Backing up and restoring data
If you need to backup and restore a workspace for Knowledge Studio, perform these tasks. Also, if you need to perform a manual data migration from one Knowledge Studio instance to another, such as when migrating from an instance on IBM Marketplace to an instance on IBM Cloud, perform these tasks.
Manual data migration is the process of backing up your data from one instance and restoring it on another instance.
Knowledge Studio on IBM Cloud uses the term workspace, while Knowledge Studio on IBM Marketplace uses the term project. The functionality is the same. Only the terminology is different.

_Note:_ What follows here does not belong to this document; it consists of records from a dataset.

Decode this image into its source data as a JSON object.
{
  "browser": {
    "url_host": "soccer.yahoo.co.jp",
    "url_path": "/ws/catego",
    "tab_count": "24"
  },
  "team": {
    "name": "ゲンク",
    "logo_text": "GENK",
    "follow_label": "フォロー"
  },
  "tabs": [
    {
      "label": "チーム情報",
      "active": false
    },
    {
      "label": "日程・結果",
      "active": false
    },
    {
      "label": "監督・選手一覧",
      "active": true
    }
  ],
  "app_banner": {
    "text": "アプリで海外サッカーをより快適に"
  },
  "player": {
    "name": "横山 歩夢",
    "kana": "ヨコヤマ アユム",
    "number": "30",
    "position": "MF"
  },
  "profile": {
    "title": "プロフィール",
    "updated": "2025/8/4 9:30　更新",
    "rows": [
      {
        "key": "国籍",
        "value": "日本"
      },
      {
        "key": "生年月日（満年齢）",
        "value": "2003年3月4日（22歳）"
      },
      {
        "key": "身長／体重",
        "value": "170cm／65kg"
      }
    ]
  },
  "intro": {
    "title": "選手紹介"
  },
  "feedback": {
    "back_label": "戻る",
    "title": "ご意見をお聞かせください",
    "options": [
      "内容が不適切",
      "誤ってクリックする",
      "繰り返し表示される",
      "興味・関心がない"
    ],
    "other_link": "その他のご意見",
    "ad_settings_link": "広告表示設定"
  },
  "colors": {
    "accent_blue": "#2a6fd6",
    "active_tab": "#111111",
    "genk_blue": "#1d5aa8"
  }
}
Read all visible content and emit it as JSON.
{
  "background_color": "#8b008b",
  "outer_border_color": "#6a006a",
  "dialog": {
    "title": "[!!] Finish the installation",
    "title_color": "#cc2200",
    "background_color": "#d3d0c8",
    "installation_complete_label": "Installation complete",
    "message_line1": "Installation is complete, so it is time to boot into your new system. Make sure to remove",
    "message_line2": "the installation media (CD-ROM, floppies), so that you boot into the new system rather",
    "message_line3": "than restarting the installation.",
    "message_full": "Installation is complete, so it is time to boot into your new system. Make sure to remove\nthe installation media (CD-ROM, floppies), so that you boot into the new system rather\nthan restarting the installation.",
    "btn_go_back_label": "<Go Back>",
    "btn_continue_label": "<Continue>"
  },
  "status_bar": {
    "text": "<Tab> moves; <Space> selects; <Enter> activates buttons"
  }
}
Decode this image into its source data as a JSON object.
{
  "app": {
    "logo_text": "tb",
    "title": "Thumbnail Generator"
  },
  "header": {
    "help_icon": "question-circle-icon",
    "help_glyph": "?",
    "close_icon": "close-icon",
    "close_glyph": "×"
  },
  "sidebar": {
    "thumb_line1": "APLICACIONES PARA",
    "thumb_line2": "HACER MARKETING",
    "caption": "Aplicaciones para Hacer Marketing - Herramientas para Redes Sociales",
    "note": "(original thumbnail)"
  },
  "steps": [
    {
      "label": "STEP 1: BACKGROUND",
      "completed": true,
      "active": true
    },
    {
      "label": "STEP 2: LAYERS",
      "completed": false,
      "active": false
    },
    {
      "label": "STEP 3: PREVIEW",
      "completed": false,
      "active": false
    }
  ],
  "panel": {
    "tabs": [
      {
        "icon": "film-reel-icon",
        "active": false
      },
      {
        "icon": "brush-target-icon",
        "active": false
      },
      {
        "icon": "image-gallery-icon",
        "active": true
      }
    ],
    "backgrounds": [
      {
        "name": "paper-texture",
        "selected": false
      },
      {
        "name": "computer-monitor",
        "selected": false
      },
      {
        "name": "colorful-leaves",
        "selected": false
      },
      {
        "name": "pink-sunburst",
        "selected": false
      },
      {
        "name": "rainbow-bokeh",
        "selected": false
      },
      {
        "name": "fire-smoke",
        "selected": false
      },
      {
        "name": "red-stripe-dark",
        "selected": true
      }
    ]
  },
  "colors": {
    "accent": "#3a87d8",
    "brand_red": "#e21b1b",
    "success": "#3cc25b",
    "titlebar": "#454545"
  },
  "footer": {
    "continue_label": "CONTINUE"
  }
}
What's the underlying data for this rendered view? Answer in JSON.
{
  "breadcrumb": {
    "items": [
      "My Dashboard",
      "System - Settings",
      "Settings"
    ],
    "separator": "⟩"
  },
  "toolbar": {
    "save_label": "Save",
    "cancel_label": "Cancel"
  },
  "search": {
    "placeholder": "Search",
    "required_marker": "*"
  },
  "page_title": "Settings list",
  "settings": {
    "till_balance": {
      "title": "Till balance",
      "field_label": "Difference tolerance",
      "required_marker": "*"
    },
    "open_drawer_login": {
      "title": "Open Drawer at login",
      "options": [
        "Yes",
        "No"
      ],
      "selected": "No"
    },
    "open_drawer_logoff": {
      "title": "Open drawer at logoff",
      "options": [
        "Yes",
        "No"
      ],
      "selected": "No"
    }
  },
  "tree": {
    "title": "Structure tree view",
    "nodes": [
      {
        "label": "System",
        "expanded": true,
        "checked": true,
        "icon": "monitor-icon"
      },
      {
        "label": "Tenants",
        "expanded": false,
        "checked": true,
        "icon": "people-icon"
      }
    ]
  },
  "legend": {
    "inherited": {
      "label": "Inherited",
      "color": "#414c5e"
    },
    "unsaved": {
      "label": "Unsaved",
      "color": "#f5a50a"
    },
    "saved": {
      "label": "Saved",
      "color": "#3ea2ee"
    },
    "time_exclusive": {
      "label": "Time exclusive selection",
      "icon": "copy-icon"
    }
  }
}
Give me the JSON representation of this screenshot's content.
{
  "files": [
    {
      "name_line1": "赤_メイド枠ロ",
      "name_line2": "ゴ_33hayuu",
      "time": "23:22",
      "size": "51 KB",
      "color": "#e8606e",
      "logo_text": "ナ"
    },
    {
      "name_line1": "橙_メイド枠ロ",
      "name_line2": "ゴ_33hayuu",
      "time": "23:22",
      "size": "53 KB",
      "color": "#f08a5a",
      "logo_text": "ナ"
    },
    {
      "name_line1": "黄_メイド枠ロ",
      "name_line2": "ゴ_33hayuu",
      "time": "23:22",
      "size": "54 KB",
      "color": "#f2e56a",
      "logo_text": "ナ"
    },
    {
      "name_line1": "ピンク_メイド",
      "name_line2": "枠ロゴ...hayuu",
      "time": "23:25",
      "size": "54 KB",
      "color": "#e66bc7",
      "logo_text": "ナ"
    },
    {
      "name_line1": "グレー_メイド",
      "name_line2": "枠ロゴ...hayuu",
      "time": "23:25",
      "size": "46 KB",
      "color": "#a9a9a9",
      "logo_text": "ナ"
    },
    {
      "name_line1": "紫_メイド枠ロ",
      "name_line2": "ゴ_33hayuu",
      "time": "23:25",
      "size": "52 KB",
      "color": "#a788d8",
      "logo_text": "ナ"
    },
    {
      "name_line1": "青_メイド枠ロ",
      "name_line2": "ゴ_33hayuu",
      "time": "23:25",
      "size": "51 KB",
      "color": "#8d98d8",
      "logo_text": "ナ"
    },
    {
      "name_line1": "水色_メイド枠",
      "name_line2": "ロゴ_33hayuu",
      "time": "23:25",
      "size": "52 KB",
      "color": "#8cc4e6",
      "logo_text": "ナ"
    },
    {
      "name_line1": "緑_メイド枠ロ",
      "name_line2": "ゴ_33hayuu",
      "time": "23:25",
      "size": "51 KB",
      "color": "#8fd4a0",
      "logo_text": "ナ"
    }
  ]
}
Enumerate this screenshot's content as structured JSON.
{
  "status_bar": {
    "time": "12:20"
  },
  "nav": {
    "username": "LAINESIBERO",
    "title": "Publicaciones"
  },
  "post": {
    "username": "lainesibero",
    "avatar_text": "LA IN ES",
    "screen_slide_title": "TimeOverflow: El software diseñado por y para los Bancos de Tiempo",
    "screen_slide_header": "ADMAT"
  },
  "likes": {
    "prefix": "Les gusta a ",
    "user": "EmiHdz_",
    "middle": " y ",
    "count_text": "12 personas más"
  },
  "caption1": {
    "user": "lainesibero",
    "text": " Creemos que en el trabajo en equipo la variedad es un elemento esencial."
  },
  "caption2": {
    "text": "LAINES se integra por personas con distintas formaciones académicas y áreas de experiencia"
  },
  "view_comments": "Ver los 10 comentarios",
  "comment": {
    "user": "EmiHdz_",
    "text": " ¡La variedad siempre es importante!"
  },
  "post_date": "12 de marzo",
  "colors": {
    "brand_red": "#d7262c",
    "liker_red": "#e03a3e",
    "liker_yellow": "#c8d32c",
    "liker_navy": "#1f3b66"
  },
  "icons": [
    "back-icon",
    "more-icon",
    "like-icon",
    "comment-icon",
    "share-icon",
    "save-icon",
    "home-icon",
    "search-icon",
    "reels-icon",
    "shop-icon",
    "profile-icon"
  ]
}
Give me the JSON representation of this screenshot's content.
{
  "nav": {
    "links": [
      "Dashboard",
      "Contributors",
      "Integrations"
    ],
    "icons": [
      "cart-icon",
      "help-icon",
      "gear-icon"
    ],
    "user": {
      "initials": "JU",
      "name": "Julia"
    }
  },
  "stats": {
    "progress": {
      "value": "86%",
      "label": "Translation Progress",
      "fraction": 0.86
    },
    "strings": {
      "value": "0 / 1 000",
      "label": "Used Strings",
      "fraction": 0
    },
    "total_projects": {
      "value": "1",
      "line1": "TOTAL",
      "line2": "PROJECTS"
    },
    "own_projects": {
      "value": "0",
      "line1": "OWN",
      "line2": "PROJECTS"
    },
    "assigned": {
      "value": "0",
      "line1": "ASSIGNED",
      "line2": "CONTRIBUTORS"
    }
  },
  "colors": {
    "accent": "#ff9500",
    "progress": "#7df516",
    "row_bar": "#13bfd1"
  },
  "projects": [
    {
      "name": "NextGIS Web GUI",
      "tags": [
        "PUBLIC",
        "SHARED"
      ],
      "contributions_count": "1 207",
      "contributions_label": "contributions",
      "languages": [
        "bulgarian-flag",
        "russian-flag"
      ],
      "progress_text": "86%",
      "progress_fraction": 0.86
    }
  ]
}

To back up and restore your data complete the following steps:
- Understand which data can be backed up
- Prepare for backup
- Download artifacts from the current instance
- Re-create workspaces on the new instance
- Restore the workspace data
- Restore the models
- Restore any incomplete annotation tasks
Data that can be backed up
The following artifacts can be backed up and migrated manually:
- Editable dictionaries
- Type system
- Approved ground truth document sets
The following types of artifacts cannot be backed up and migrated manually:
- In-progress human annotation documents
- Annotation tasks
- Models and snapshots
- Read-only dictionaries
Preparing for backup
To prepare for backing up and restoring your data, complete the following steps:
-
Complete any work that is in progress in your workspace.
-
Finish any in-progress annotation tasks. Only documents that have been annotated, adjudicated, and approved and promoted to ground truth can be backed up. If you do not finish the annotation work, you will lose any annotation effort that is in progress but not completely done.
-
If you created annotation tasks to track work that you want to do, but none of the annotation work has begun and will not take place until after the workspace is restored, then make a list of the outstanding annotation tasks. Be sure to note the document sets that you imported but that have not been added to the ground truth yet. Also, make a note of whom you assigned to annotate each document set. Re-upload these document sets and re-create the annotation tasks after the workspace is restored.
-
-
Understand tokenizer use.
For machine learning models, workspaces use the machine learning-based tokenizer by default. If you are using a dictionary-based tokenizer and have a specific need to continue doing so, you can configure the workspace to use the dictionary-based tokenizer when you restore it. For more information, see Tokenizers.
-
Manage model resources.
Your model, its versions, and snapshot data cannot be migrated. The resources (except read-only dictionaries) that you used to train those artifacts can be migrated. Therefore, after the migration, you can re-create the model. The model that is produced performs the same as models that you generated before the migration. They use the same resources for training.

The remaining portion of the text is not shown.